The test vehicle for NASA's Low-Density Supersonic Decelerator is seen here before and after the balloon that helped carry it to near-space was deflated. On June 28, 2014, a balloon lifted the 7,000-pound saucer-shaped vehicle to an altitude of 119,000 feet (36,270 meters), then a rocket boosted it even higher, where tests of Martian landing technologies began.
The test occurred off the coast of the U.S. Navy's Pacific Missile Range Facility in Kauai, Hawaii. NASA’s Columbia Scientific Balloon Facility, based in Palestine, Texas, provided the balloon launch system and its operation.
The plume left by the test vehicle's main engine can be seen in these images. Engineers arranged for the balloon to deflate and descend shortly after the rocket fired.

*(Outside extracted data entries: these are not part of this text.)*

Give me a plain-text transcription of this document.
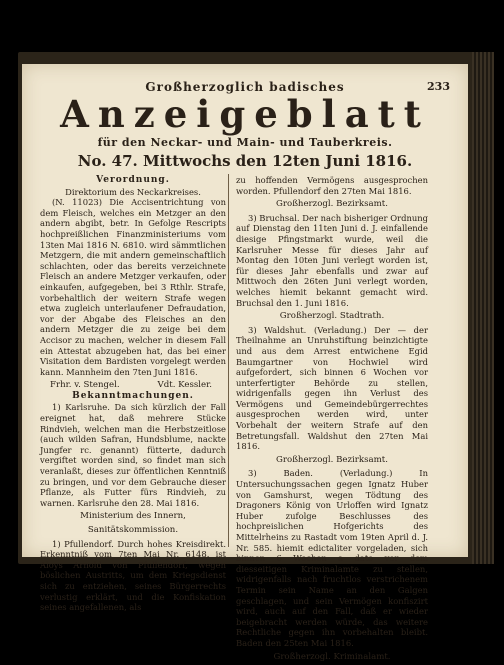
233
Großherzoglich badisches
Anzeigeblatt
für den Neckar- und Main- und Tauberkreis.
No. 47. Mittwochs den 12ten Juni 1816.
Verordnung.
Direktorium des Neckarkreises.

(N. 11023) Die Accisentrichtung von dem Fleisch, welches ein Metzger an den andern abgibt, betr. In Gefolge Rescripts hochpreißlichen Finanzministeriums vom 13ten Mai 1816 N. 6810. wird sämmtlichen Metzgern, die mit andern gemeinschaftlich schlachten, oder das bereits verzeichnete Fleisch an andere Metzger verkaufen, oder einkaufen, aufgegeben, bei 3 Rthlr. Strafe, vorbehaltlich der weitern Strafe wegen etwa zugleich unterlaufener Defraudation, vor der Abgabe des Fleisches an den andern Metzger die zu zeige bei dem Accisor zu machen, welcher in diesem Fall ein Attestat abzugeben hat, das bei einer Visitation dem Bardisten vorgelegt werden kann. Mannheim den 7ten Juni 1816.

Frhr. v. Stengel.	Vdt. Kessler.
Bekanntmachungen.

1) Karlsruhe. Da sich kürzlich der Fall ereignet hat, daß mehrere Stücke Rindvieh, welchen man die Herbstzeitlose (auch wilden Safran, Hundsblume, nackte Jungfer rc. genannt) fütterte, dadurch vergiftet worden sind, so findet man sich veranlaßt, dieses zur öffentlichen Kenntniß zu bringen, und vor dem Gebrauche dieser Pflanze, als Futter fürs Rindvieh, zu warnen. Karlsruhe den 28. Mai 1816.

Ministerium des Innern,
Sanitätskommission.

1) Pfullendorf. Durch hohes Kreisdirekt. Erkenntniß vom 7ten Mai Nr. 6148. ist Aloys Arnold von Pfullendorf, wegen böslichen Austritts, um dem Kriegsdienst sich zu entziehen, seines Bürgerrechts verlustig erklärt, und die Konfiskation seines angefallenen, als

zu hoffenden Vermögens ausgesprochen worden. Pfullendorf den 27ten Mai 1816.

Großherzogl. Bezirksamt.

3) Bruchsal. Der nach bisheriger Ordnung auf Dienstag den 11ten Juni d. J. einfallende diesige Pfingstmarkt wurde, weil die Karlsruher Messe für dieses Jahr auf Montag den 10ten Juni verlegt worden ist, für dieses Jahr ebenfalls und zwar auf Mittwoch den 26ten Juni verlegt worden, welches hiemit bekannt gemacht wird. Bruchsal den 1. Juni 1816.

Großherzogl. Stadtrath.

3) Waldshut. (Verladung.) Der — der Theilnahme an Unruhstiftung beinzichtigte und aus dem Arrest entwichene Egid Baumgartner von Hochwiel wird aufgefordert, sich binnen 6 Wochen vor unterfertigter Behörde zu stellen, widrigenfalls gegen ihn Verlust des Vermögens und Gemeindebürgerrechtes ausgesprochen werden wird, unter Vorbehalt der weitern Strafe auf den Betretungsfall. Waldshut den 27ten Mai 1816.

Großherzogl. Bezirksamt.

3) Baden. (Verladung.) In Untersuchungssachen gegen Ignatz Huber von Gamshurst, wegen Tödtung des Dragoners König von Urloffen wird Ignatz Huber zufolge Beschlusses des hochpreislichen Hofgerichts des Mittelrheins zu Rastadt vom 19ten April d. J. Nr. 585. hiemit edictaliter vorgeladen, sich binnen 6 Wochen a dato vor dem diesseitigen Kriminalamte zu stellen, widrigenfalls nach fruchtlos verstrichenem Termin sein Name an den Galgen geschlagen, und sein Vermögen konfiszirt wird, auch auf den Fall, daß er wieder beigebracht werden würde, das weitere Rechtliche gegen ihn vorbehalten bleibt. Baden den 25ten Mai 1816.

Großherzogl. Kriminalamt.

NASA's Space Technology Mission Directorate funds the LDSD mission, a cooperative effort led by NASA's Jet Propulsion Laboratory in Pasadena, California. NASA's Technology Demonstration Mission program manages LDSD at NASA's Marshall Space Flight Center in Huntsville, Alabama. NASA's Wallops Flight Facility in Wallops Island, Virginia, coordinated support with the Pacific Missile Range Facility, provided the core electrical systems for the test vehicle, and coordinated the balloon and recovery services for the LDSD test.